Selectmen in Island towns are getting behind the idea of the added deer hunt. Richard Johnson, the Vineyard-based biologist and unofficial Island tick czar working on behalf of the six Vineyard boards of health, has won support for the proposal from town leaders in Chilmark, Oak Bluffs, Edgartown, West Tisbury and Aquinnah. He is scheduled to appear before the Tisbury selectmen next Tuesday. If selectmen in that town agree, letters will go out to Massachusetts Fish and Wildlife from all six towns formally requesting a two-week shotgun season for deer to take place a year from now.

Though the initiative is just a piece of a broader effort to control ticks, it is one step that can be accomplished without legislative action or expenditure of tax money. Fish and Wildlife officials have indicated they will make the necessary regulatory changes to allow it, but only if the proposal has unanimous support from all six Island towns.

The proposal has not been without its critics, including some hunters.
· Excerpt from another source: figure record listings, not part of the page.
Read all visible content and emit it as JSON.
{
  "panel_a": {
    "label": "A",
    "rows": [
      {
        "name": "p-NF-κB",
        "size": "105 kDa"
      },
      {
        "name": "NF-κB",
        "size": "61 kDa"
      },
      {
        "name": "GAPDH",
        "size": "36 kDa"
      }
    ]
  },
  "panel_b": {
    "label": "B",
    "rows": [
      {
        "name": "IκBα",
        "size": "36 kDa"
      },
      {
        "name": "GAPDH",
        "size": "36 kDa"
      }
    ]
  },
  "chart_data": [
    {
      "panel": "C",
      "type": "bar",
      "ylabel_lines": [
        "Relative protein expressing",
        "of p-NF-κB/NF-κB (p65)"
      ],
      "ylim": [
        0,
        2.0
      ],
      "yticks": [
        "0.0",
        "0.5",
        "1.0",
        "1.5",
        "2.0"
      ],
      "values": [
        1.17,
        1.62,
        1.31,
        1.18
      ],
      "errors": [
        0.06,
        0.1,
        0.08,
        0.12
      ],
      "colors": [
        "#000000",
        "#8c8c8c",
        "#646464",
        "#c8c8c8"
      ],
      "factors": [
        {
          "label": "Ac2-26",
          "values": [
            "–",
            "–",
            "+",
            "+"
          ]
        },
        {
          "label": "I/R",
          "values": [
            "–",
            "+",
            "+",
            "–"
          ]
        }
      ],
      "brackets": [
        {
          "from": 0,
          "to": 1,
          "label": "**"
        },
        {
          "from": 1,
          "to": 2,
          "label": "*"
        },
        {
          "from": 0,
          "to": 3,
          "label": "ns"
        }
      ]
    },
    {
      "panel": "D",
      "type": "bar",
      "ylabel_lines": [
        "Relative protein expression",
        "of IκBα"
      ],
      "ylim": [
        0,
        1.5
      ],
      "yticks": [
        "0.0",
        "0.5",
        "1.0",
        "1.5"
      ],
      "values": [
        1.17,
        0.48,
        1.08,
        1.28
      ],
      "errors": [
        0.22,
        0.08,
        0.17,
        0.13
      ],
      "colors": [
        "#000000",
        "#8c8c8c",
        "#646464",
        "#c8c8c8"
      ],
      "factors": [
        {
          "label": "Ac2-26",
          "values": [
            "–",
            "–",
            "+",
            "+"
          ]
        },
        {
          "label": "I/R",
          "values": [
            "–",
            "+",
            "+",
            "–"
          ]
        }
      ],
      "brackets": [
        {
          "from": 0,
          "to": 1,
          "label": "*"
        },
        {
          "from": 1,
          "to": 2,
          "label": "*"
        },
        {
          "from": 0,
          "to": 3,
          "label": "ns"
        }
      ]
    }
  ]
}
Two Island hunters air their concerns in letters to the editor in Friday’s edition.

The plan may not be perfect, and it is true that the science around the spread of tick-borne diseases is complicated and still evolving. But it is important to note that the added deer hunt is not an idea that came out of the blue. The boards of health have approached the issue methodically and with due caution over a long period of time, as part of the Martha’s Vineyard tick borne-illness prevention program.

Critics of attacking the tick problem by killing more deer often suggest that the white-footed mouse is the bigger culprit in the spread of Lyme disease. In fact, both have a role in providing blood meals to developing ticks, but it is far more difficult — and expensive — to eradicate millions of mice.

An Islandwide survey conducted by the Gazette last August in cooperation with the Island boards of health found broad support for using experienced local hunters to reduce the deer herd. Importantly, the idea won equal support among people who identified themselves as hunters as those who said they do not hunt.

Thanks to a grant from the Martha’s Vineyard Hospital, Mr. Johnson has been in the field for the past seven years, intensively studying ticks and their habitat. As explained by Mr. Johnson to the selectmen in recent days, here are a few things we now know:

• Deer do play a key part in the life cycle of ticks.

• The deer population on the Island is at an all-time high, estimated at about four thousand animals, a density that is roughly twice the state average.

• The harvest by hunters has stayed the same in recent years, with an annual take of six to eight hundred deer.

• Available land for hunting has decreased due to development and other barriers, including private property owners and conservation groups closing off lands to hunting.

• Lyme disease and other tick-borne illnesses are at epidemic levels, threatening the public health.

As Mr. Johnson makes his rounds, the boards of health are working on a plan to accommodate the two-week shotgun season next January, including a place for hunters to hang deer, butchering services and distribution of venison through the Island food pantry and senior centers.

Until there is a better or more economical way to address the public health crisis posed by ticks, reducing the deer herd by expanding the hunting season is a prudent measure and one that deserves Islandwide support.